Personal information
- Full name: Wyckliffe Omondi
- Date of birth: 10 February 2003 (age 22)
- Height: 1.74 m (5 ft 9 in)
- Position: Defender

Youth career
- 2020-22: Pacesetters Academy

Senior career*
- Years: Team / Apps / (Gls)
- 2022-23: Migori Youth / 36 / (2)
- 2023-2025: Nairobi City Stars / 61 / (1)
- 2025-: Shabana F.C. / 10 / (2)

= Wycliffe Omondi =

Kenyan footballer (born 2003)

Wyckliffe Omondi Otieno aka Awiko is a left-footed centreback currently in the ranks of Kenyan Premier League side Shabana FC, a club he joined in July 2025 from Nairobi City Stars.

==Career==
Omondi, an alumnus of Kilimanjaro Primary and Kasagam Secondary schools, featured for Migori Youth in the Kenyan second tier, the national super league, in the 2022–23 season before scaling upwards to Kenyan Premier League side Nairobi City Stars for the 2023–24 season in August 2023.

He earned his Kenyan premier league debut on 27 Aug 2023 against Muhoroni Youth in Kasarani Annex after making a cameo appearance in the season opener.

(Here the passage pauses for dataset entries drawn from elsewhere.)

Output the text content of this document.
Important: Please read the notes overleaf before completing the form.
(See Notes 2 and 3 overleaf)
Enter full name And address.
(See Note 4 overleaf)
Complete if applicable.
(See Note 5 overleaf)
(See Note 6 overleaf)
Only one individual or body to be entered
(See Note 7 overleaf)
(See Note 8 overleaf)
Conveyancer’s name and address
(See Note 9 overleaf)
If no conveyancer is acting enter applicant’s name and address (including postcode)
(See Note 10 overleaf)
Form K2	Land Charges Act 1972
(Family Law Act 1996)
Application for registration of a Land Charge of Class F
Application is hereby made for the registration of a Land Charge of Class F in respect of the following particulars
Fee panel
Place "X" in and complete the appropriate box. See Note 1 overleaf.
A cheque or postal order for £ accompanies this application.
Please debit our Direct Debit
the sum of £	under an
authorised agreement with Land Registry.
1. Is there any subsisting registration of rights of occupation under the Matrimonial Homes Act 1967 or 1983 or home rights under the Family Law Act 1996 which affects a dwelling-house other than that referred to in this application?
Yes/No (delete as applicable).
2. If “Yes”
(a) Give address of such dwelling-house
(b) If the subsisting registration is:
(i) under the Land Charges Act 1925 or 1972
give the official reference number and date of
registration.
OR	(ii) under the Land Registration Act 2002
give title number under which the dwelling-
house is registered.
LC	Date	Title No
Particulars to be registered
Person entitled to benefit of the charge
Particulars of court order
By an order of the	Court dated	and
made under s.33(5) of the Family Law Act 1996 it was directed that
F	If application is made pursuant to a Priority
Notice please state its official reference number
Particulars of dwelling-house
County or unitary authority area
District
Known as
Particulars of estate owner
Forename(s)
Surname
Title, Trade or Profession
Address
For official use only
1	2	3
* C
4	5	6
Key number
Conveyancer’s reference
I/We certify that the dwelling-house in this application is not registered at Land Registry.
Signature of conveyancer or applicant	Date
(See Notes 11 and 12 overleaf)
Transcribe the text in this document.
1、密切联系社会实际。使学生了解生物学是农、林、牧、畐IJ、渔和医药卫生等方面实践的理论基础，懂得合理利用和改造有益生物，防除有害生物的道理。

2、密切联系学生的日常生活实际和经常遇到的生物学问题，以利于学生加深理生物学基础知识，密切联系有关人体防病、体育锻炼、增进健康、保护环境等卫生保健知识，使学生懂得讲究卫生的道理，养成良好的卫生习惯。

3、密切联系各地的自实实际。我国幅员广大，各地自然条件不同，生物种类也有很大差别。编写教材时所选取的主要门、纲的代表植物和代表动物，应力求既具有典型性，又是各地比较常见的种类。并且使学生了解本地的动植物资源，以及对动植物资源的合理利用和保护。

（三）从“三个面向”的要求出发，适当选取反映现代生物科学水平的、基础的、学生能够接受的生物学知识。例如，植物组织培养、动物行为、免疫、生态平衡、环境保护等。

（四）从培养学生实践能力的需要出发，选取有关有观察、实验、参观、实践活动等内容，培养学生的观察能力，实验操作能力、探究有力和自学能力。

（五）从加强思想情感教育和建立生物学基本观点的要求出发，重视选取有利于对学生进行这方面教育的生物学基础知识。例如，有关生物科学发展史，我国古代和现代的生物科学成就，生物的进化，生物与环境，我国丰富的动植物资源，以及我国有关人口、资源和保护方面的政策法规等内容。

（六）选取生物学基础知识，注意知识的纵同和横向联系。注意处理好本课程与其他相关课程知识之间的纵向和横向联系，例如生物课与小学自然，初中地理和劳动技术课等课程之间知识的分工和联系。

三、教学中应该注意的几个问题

He scored his maiden topflight goal on 22 Dec 2023 in Bukhungu, Kakamega as Nairobi City Stars beat Kakamega Homeboyz 1-0 for a first ever win at the venue. The goal earned him a place in matchday 16 team of the Week.

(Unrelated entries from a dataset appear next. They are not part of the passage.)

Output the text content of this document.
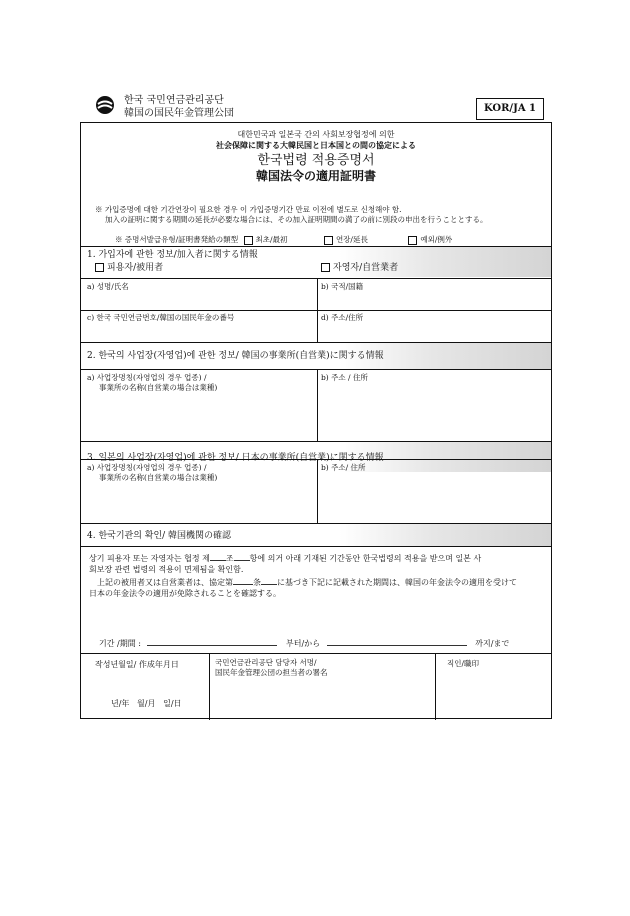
한국 국민연금관리공단
韓国の国民年金管理公団	KOR/JA 1
대한민국과 일본국 간의 사회보장협정에 의한
社会保障に関する大韓民国と日本国との間の協定による
한국법령 적용증명서
韓国法令の適用証明書
※ 가입증명에 대한 기간연장이 필요한 경우 이 가입증명기간 만료 이전에 별도로 신청해야 함.
加入の証明に関する期間の延長が必要な場合には、その加入証明期間の満了の前に別段の申出を行うこととする。
※ 증명서발급유형/証明書発給の類型 최초/最初	연장/延長	예외/例外
1. 가입자에 관한 정보/加入者に関する情報
피용자/被用者	자영자/自営業者
a) 성명/氏名	b) 국적/国籍
c) 한국 국민연금번호/韓国の国民年金の番号	d) 주소/住所
2. 한국의 사업장(자영업)에 관한 정보/ 韓国の事業所(自営業)に関する情報
a) 사업장명칭(자영업의 경우 업종) /
事業所の名称(自営業の場合は業種)
b) 주소 / 住所
3. 일본의 사업장(자영업)에 관한 정보/ 日本の事業所(自営業)に関する情報
a) 사업장명칭(자영업의 경우 업종) /
事業所の名称(自営業の場合は業種)
b) 주소/ 住所
4. 한국기관의 확인/ 韓国機関の確認
상기 피용자 또는 자영자는 협정 제 조 항에 의거 아래 기재된 기간동안 한국법령의 적용을 받으며 일본 사
회보장 관련 법령의 적용이 면제됨을 확인함.
上記の被用者又は自営業者は、協定第	条 に基づき下記に記載された期間は、韓国の年金法令の適用を受けて
日本の年金法令の適用が免除されることを確認する。
기간 /期間 :	부터/から	까지/まで
작성년월일/ 作成年月日
년/年   월/月   일/日
국민연금관리공단 담당자 서명/
国民年金管理公団の担当者の署名
직인/職印
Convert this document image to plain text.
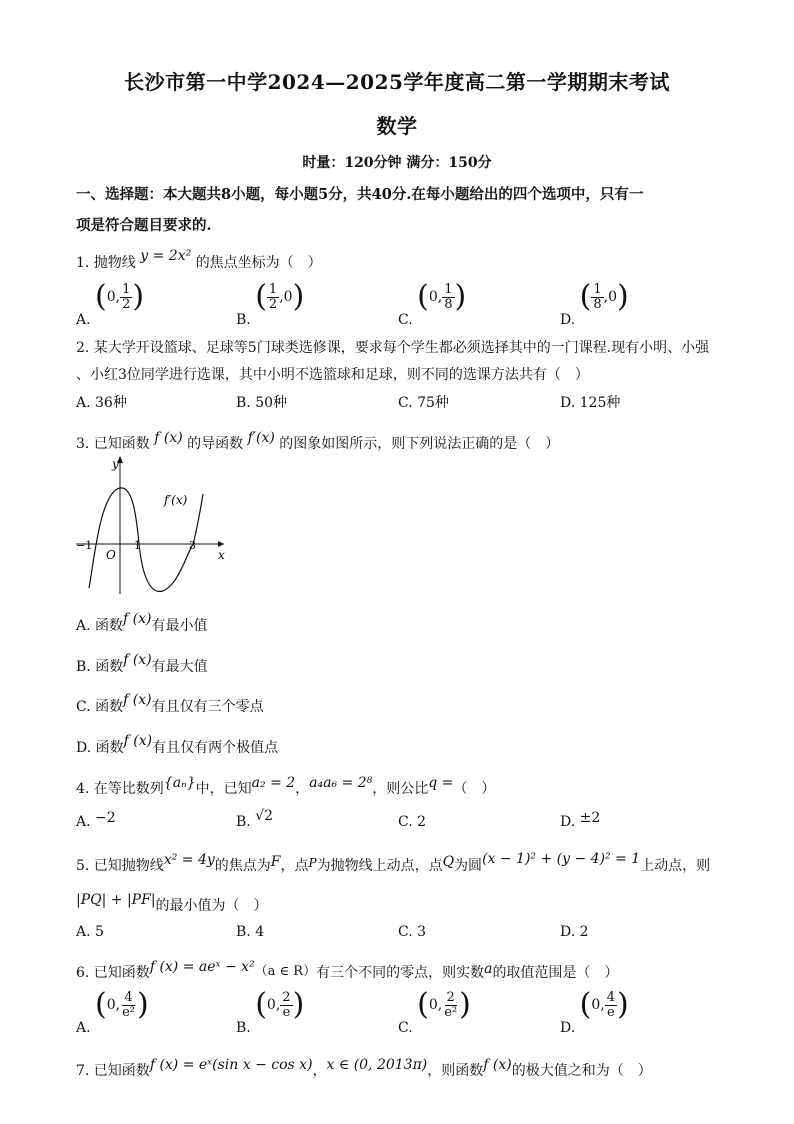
长沙市第一中学2024—2025学年度高二第一学期期末考试
数学
时量：120分钟 满分：150分
一、选择题：本大题共8小题，每小题5分，共40分.在每小题给出的四个选项中，只有一
项是符合题目要求的.
1. 抛物线 y = 2x² 的焦点坐标为（　）
A.
( 0 , $\frac{1}{2}$ )
B.
( $\frac{1}{2}$ , 0 )
C.
( 0 , $\frac{1}{8}$ )
D.
( $\frac{1}{8}$ , 0 )
2. 某大学开设篮球、足球等5门球类选修课，要求每个学生都必须选择其中的一门课程.现有小明、小强
、小红3位同学进行选课，其中小明不选篮球和足球，则不同的选课方法共有（　）
A. 36种	B. 50种	C. 75种	D. 125种
3. 已知函数 f (x) 的导函数 f′(x) 的图象如图所示，则下列说法正确的是（　）
y
x
O
−1	1	3
f′(x)
A. 函数f (x)有最小值
B. 函数f (x)有最大值
C. 函数f (x)有且仅有三个零点
D. 函数f (x)有且仅有两个极值点
4. 在等比数列{aₙ}中，已知a₂ = 2，a₄a₆ = 2⁸，则公比q =（　）
A. −2	B. √2	C. 2	D. ±2
5. 已知抛物线x² = 4y的焦点为F，点P为抛物线上动点，点Q为圆(x − 1)² + (y − 4)² = 1上动点，则
|PQ| + |PF|的最小值为（　）
A. 5	B. 4	C. 3	D. 2
6. 已知函数f (x) = aeˣ − x²（a ∈ R）有三个不同的零点，则实数a的取值范围是（　）
A.
( 0, $\frac{4}{\text{e²}}$ )
B.
( 0, $\frac{2}{e}$ )
C.
( 0, $\frac{2}{\text{e²}}$ )
D.
( 0, $\frac{4}{e}$ )
7. 已知函数f (x) = eˣ(sin x − cos x)，x ∈ (0, 2013π)，则函数f (x)的极大值之和为（　）
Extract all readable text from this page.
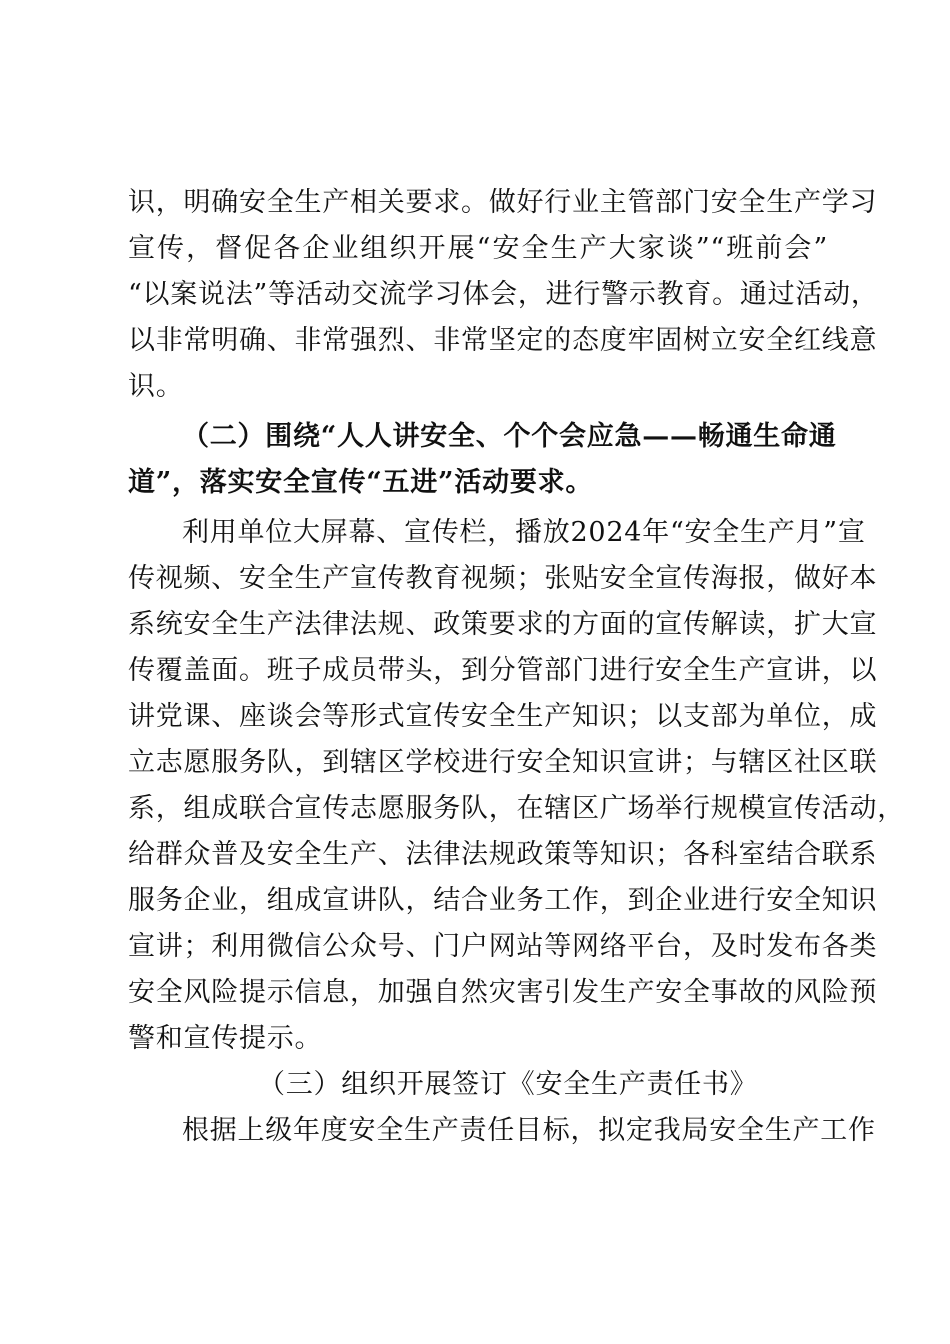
识，明确安全生产相关要求。做好行业主管部门安全生产学习
宣传，督促各企业组织开展“安全生产大家谈”“班前会”
“以案说法”等活动交流学习体会，进行警示教育。通过活动，
以非常明确、非常强烈、非常坚定的态度牢固树立安全红线意
识。
（二）围绕“人人讲安全、个个会应急——畅通生命通
道”，落实安全宣传“五进”活动要求。
利用单位大屏幕、宣传栏，播放2024年“安全生产月”宣
传视频、安全生产宣传教育视频；张贴安全宣传海报，做好本
系统安全生产法律法规、政策要求的方面的宣传解读，扩大宣
传覆盖面。班子成员带头，到分管部门进行安全生产宣讲，以
讲党课、座谈会等形式宣传安全生产知识；以支部为单位，成
立志愿服务队，到辖区学校进行安全知识宣讲；与辖区社区联
系，组成联合宣传志愿服务队，在辖区广场举行规模宣传活动，
给群众普及安全生产、法律法规政策等知识；各科室结合联系
服务企业，组成宣讲队，结合业务工作，到企业进行安全知识
宣讲；利用微信公众号、门户网站等网络平台，及时发布各类
安全风险提示信息，加强自然灾害引发生产安全事故的风险预
警和宣传提示。
（三）组织开展签订《安全生产责任书》
根据上级年度安全生产责任目标，拟定我局安全生产工作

He earned 61 games at City Stars across two seasons but was forced to leave the club after relegation at the end of the 2024/25 premier league season to join Gusii based Shabana. He earned his debut for the club in a 2025/26 matchday four tie against Tusker at the Moi International Sports Center Kasarani on 5 Oct 2025. He scored his first goal for the club on 23 November 2025 in a 1-1 draw against Muranga SEAL at the Sebastian Park, Muranga, and scored his second with a late header at the Bukhungu Stadium, Kakamega on 12 Dec 2025 to force a 2-2 draw against hosts Kakamega Homeboyz.